I agree hippes are more spiritual and Christ-like, then Christians, and I'm a Christian.

When will Christianity finally act like it's really Jesus' Christianity? I might not live to see it! Anyway, I love the post.

Jerry Maneker said...

Thanks so much, Justice MH. As I wrote on my post today (2/12), I am not optimistic that we will see the Christian life being articulated and lived out by most within the institutional Church. Rule-bound bureaucracy, with its attendant legalism, has largely come to replace "grace," and hierarchy and the quest for power and control have largely trumped the message of Jesus within most of the institutional Church that has wittingly or unwittingly aligned itself with reactionary secular forces that feel quite comfortable with excluding others.

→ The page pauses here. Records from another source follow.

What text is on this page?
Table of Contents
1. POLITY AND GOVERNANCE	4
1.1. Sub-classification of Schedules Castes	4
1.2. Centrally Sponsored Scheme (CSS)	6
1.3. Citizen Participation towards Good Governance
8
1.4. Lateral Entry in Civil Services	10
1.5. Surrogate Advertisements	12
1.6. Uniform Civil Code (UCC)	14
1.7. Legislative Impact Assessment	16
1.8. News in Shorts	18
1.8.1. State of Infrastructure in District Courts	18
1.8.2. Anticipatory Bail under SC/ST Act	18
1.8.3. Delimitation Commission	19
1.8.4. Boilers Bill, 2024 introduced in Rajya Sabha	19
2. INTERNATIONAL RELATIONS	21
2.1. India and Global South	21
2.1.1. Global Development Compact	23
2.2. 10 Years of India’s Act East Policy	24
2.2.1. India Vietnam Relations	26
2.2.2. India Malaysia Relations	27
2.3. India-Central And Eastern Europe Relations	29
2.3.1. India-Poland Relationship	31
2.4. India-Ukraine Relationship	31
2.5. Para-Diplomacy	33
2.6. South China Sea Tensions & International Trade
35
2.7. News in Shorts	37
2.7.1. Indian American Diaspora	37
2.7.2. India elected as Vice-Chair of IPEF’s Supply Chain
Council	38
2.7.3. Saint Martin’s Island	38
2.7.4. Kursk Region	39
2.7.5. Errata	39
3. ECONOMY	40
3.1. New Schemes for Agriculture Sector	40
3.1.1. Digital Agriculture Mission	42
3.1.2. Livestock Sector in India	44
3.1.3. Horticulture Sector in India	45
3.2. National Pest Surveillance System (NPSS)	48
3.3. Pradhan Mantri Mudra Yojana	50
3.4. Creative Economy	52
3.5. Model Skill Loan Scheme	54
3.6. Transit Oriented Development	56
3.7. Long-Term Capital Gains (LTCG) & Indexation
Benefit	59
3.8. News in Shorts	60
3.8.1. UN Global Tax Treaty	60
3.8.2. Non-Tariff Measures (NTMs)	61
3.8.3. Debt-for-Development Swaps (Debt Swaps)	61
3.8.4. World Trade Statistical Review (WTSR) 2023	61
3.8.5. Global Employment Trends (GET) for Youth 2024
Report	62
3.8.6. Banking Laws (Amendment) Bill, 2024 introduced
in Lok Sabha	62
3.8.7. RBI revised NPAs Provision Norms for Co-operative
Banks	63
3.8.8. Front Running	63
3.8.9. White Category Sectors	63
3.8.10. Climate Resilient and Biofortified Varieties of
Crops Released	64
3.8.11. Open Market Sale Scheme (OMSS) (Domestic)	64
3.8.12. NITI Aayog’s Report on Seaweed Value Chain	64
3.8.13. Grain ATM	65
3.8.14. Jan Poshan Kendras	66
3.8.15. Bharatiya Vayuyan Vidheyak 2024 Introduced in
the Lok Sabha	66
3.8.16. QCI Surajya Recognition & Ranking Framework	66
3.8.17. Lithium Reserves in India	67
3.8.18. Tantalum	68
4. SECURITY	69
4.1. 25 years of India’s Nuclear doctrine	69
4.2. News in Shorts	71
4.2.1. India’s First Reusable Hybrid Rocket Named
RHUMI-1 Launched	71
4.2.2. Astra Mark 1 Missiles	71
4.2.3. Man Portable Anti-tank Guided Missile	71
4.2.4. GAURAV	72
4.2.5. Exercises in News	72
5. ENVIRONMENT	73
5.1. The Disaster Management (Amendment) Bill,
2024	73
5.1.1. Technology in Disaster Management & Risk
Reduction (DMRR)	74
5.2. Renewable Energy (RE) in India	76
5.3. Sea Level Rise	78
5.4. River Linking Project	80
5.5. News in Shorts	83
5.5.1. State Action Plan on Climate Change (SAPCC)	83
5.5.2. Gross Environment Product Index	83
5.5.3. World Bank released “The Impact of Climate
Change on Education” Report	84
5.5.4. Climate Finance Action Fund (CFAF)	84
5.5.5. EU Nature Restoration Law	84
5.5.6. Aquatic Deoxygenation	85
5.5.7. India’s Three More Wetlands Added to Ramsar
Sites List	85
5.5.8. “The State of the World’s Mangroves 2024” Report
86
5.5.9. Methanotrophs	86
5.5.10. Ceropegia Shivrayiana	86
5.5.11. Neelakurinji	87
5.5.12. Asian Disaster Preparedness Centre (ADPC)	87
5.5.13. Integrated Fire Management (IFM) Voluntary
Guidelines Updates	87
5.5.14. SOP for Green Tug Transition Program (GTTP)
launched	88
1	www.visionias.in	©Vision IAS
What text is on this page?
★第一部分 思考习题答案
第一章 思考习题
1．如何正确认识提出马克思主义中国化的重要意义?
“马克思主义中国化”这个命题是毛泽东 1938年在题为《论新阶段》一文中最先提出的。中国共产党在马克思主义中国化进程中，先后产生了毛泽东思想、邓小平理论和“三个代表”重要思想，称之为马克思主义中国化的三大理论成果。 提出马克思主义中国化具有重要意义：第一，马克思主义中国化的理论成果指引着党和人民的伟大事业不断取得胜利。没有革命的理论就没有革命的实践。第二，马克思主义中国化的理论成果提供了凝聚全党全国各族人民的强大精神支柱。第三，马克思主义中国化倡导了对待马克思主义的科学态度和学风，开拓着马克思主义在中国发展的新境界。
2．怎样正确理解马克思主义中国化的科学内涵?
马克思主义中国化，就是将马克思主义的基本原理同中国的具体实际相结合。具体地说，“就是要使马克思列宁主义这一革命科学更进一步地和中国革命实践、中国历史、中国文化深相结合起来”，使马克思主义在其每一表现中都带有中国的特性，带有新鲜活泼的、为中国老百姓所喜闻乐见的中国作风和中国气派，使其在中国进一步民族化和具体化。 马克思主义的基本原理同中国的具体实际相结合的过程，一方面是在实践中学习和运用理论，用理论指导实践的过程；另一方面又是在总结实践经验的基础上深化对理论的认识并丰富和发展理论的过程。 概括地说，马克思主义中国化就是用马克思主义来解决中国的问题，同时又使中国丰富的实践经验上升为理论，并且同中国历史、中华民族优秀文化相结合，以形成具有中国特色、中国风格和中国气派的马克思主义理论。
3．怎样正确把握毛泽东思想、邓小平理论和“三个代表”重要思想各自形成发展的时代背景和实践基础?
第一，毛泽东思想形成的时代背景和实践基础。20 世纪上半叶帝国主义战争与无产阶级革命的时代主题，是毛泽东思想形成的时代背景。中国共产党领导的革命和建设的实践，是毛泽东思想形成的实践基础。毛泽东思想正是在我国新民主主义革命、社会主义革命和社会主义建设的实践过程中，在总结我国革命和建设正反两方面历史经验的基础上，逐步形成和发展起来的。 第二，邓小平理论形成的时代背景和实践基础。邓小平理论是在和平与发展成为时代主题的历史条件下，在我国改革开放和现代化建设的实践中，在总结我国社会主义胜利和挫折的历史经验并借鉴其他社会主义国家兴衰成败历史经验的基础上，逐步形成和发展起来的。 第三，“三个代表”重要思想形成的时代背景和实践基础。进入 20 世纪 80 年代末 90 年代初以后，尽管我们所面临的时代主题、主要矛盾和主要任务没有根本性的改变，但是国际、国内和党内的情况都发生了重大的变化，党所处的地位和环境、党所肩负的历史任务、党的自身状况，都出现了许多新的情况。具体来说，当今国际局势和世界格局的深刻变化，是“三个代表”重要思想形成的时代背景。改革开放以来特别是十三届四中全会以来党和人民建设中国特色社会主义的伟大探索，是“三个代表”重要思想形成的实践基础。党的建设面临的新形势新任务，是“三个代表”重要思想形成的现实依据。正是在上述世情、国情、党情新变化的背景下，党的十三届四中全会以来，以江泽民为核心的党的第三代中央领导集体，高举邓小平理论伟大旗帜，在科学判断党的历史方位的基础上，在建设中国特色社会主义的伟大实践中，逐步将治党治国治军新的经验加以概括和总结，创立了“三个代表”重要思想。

Just like with all civil rights causes, "Jesus' Christianity" will, in my opinion, come from decent people as well as those followers of Jesus who have left the institutional Church and have either formed their own worship communities, joined worship communities and intelligent Bible studies, attend churches that embrace all of God's children, or who worship and intelligently study the Bible alone.

When bureaucracy, power, and control encourage the institutional Church to enmesh itself with the most reactionary forces within secular society; when it becomes rule-bound and tradition-bound rather than allow the Holy Spirit to direct the operations of Jesus' Church, we have no reason to be encouraged that their inhabitants will be agents of God's grace in this world.